According to an update from its latest stockholder meeting, the company remains strong as it continues to drive operational performance. Its highlights include record production levels in 2023, which produced 3.1 million barrels of oil equivalent per day, nine consecutive quarters with adjusted earnings over $5 billion, and an adjusted ROCE above 12%.
Chevron emphasized that its financial priorities remain the same: efficient capital investment, returning excess cash to shareholders and growing its dividend. This is a compelling case for investors looking to strengthen their long-term portfolio.
CVX stock has a strong buy rating with excellent management committed to the business and giving value to its shareholders.
AbbVie (ABBV)
One of the largest biomedical companies in terms of revenue, AbbVie (NYSE:ABBV) is a top candidate for long-term investors’ retirement portfolios. Famous for its autoimmune drug Humira, the company now specializes in researching and manufacturing a variety of medicines and therapies for diseases with unmet needs in immunology, oncology, neuroscience and more.
Recently, AbbVie shared positive topline results from the phase 2 trial of ELAHERE, highlighting its safety consistent with previous studies. In addition, AbbVie acquired Landos Biopharma, which will help strengthen the company’s portfolio of standard care treatments.
AbbVie started the fiscal year on a strong footing. First quarter net revenues increased by 0.7% to $12.31 billion, driven by robust growth in the oncology and neuroscience portfolios. The oncology portfolio grew by 9.0%, with notable contributions from Imbruvica and Venclexta, while the neuroscience portfolio rose by 15.9%, led by Botox Therapeutic and Vraylar.
Despite a 4.0% decline in the aesthetics portfolio, AbbVie’s overall performance was strong. Diluted GAAP EPS came in at $0.77, up an eye-watering 492.3%.
The company currently pays an annual dividend of $6.20, translating to a yield of 3.65%, and AbbVie has continuously increased its dividend for 52 straight years. Additionally, analysts rate ABBV stock as a strong buy, a testament to its long-term income potential.
Medtronic (MDT)
Last but not least is a healthcare technology developer that addresses more than 70+ diseases. Medtronic (NYSE:MDT) is a medical equipment company that designs and manufactures treatments and therapies for diseases like chronic pain, diabetes, spinal disorders and heart failure.

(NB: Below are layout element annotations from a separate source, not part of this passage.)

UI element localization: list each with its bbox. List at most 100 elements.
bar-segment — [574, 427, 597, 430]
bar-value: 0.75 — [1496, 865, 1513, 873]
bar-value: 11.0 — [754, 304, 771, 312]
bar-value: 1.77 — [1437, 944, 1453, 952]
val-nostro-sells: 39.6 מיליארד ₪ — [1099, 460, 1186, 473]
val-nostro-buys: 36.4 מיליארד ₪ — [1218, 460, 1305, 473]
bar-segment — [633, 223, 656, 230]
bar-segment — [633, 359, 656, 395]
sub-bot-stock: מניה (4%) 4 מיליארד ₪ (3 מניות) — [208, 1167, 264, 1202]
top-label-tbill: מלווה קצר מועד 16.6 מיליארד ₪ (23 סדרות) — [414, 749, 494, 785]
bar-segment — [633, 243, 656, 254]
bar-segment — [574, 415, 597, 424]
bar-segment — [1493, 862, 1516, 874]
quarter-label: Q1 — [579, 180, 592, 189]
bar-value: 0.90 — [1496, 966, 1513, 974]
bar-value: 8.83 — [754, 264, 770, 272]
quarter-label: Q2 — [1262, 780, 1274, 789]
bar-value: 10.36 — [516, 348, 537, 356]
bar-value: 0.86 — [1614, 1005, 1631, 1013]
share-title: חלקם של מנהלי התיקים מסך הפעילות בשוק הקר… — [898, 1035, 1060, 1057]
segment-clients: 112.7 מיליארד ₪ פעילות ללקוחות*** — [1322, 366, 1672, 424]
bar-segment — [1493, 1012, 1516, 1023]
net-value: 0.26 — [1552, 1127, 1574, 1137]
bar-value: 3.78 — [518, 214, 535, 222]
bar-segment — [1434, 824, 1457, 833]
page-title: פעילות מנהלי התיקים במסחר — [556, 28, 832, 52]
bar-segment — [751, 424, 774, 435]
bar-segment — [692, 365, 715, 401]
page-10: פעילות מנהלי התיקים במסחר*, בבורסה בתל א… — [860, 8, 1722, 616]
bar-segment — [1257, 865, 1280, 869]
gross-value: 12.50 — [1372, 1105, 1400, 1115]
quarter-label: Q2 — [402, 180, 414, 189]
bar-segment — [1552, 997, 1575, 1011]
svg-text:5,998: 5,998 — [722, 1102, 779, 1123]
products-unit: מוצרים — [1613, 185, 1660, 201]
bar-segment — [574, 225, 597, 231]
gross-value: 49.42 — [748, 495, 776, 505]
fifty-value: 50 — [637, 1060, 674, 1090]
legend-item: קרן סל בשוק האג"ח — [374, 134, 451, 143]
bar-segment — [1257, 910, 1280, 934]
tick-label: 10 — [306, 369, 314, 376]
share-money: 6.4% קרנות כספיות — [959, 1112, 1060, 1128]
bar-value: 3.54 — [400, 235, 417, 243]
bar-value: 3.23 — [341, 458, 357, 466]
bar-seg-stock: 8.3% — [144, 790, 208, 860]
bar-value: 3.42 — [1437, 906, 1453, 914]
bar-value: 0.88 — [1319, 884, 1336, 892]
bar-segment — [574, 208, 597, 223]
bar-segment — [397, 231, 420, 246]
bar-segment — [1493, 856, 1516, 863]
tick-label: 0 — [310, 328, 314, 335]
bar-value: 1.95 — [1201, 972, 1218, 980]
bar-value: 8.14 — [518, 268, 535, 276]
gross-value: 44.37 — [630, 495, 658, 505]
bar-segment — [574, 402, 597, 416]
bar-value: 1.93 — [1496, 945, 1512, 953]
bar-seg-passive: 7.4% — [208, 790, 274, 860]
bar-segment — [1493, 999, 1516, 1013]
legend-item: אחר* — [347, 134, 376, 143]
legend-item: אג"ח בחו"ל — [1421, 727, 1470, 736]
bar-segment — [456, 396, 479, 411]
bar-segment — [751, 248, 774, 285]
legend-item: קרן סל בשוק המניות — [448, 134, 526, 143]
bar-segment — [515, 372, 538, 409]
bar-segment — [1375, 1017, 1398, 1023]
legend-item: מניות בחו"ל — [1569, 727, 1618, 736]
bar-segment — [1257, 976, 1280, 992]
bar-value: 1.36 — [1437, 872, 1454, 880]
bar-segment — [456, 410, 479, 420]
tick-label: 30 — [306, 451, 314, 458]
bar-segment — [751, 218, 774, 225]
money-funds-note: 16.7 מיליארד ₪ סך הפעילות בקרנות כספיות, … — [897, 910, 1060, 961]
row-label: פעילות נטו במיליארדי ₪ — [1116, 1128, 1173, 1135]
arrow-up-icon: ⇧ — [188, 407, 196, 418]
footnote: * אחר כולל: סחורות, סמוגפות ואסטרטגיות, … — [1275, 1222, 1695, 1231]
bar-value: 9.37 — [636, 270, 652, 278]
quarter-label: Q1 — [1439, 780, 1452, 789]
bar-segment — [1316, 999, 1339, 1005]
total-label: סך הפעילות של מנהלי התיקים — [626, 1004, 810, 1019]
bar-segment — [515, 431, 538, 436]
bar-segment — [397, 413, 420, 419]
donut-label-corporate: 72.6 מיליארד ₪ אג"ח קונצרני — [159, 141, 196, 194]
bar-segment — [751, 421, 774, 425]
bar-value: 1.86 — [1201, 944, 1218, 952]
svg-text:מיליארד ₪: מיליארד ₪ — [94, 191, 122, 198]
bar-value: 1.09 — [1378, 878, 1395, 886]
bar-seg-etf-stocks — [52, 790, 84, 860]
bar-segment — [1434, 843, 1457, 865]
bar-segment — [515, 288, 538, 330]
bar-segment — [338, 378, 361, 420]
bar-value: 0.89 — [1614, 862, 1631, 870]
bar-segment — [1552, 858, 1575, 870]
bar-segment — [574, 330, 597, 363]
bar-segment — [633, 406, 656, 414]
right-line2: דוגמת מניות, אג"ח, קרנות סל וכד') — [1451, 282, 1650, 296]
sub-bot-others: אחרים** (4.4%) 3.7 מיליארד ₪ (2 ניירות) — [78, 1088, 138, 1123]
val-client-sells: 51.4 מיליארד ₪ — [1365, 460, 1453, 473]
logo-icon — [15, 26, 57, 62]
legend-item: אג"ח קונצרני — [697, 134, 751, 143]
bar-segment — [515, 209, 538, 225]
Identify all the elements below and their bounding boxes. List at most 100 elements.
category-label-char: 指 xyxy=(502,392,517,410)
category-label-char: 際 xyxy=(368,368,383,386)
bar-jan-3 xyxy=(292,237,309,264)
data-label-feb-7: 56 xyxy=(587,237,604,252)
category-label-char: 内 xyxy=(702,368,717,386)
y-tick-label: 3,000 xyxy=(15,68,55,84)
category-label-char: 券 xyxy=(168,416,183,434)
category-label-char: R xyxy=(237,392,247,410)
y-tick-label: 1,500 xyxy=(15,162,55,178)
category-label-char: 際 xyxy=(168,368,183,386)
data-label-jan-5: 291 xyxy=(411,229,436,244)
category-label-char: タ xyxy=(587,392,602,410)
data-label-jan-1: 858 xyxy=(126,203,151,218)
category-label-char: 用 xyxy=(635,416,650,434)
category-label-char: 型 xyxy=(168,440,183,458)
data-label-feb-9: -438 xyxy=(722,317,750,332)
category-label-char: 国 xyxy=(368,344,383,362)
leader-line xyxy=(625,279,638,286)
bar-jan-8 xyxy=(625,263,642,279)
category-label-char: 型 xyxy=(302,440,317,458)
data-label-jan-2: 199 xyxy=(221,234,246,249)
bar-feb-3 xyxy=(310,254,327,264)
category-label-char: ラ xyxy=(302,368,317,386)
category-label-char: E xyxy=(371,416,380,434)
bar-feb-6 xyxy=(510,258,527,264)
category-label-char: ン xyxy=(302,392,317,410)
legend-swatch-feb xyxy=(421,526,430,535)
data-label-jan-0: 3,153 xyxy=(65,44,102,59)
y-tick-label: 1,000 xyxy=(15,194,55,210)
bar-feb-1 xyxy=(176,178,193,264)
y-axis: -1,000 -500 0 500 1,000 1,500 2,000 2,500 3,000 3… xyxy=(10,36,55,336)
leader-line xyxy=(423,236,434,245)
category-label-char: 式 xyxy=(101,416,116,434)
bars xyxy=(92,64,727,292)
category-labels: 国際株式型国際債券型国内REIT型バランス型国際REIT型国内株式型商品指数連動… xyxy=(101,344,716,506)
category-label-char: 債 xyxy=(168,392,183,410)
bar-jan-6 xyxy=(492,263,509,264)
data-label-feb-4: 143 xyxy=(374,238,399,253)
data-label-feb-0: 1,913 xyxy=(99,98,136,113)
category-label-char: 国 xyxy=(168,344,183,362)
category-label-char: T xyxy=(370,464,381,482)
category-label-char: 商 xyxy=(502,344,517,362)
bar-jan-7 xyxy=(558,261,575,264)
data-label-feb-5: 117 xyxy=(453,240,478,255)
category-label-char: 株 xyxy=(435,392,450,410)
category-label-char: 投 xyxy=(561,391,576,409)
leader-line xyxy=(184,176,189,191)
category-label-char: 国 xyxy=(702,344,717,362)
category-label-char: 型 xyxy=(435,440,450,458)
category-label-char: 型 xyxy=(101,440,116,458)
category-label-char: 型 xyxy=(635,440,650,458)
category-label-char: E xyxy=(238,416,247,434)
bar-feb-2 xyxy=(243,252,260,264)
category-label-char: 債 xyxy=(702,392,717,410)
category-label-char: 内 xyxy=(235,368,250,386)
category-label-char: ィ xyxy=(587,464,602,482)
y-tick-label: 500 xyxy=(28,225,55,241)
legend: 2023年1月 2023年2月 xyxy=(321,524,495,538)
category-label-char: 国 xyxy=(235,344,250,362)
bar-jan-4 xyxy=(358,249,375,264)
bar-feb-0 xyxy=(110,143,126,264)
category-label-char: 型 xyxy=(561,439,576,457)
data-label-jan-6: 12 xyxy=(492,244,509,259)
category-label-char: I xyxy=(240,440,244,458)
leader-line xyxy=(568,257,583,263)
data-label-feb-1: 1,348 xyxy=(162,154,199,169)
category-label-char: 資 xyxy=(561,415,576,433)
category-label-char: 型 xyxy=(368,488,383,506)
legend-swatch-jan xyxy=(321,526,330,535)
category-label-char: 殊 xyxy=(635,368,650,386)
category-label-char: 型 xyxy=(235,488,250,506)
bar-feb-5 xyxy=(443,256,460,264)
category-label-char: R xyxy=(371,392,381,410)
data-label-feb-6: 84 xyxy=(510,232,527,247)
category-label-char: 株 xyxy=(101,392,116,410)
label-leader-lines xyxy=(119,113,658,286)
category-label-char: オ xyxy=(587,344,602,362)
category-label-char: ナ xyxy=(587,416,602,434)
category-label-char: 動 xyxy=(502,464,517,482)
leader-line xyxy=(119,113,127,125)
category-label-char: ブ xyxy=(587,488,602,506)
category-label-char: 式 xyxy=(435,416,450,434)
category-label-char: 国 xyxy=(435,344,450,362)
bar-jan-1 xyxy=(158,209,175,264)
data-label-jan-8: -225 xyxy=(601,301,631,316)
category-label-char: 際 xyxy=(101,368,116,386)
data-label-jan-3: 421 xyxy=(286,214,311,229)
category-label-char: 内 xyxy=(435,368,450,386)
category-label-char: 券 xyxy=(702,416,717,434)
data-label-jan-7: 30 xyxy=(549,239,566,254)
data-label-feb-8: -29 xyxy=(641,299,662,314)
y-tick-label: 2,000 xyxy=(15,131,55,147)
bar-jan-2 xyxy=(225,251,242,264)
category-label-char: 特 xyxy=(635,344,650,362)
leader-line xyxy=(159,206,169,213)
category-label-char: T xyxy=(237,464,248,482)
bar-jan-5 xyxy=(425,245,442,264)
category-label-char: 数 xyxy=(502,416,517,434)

Medtronic’s latest product, Inceptiv, has received Food and Drug Administration (FDA) approval. The drug treats chronic pain with its closed-loop rechargeable spinal cord stimulator (SCS). Also, the company announced positive results with Medtronic Affera and Ablation System with Sphere-9. It could potentially change the future of atrial fibrillation treatment. Additionally, with continued FDA approvals for products such as the Evolut FX+ TAVR system and the Inceptiv closed-loop spinal cord stimulator, the company is set to continue to grow.
The company ended fiscal year 2024 with great results from various business segments, such as Cardiac Pacing, Surgical, Diabetes, Cranial and Spinal Technologies, and Structural Heart. As a result, total global revenue increased by 3.6% year-over-year (YOY).
Additionally, Medtronic has increased payouts for 47 straight years, which is excellent news for investors looking for high-yield dividend stocks to buy and hold. MDT stock has a 3.45% forward annual yield, and has a combined buy rating from 27 analysts.
On the date of publication, Rick Orford did not have (either directly or indirectly) any positions in the securities mentioned in this article. The opinions expressed in this article are those of the writer, subject to the InvestorPlace.com Publishing Guidelines.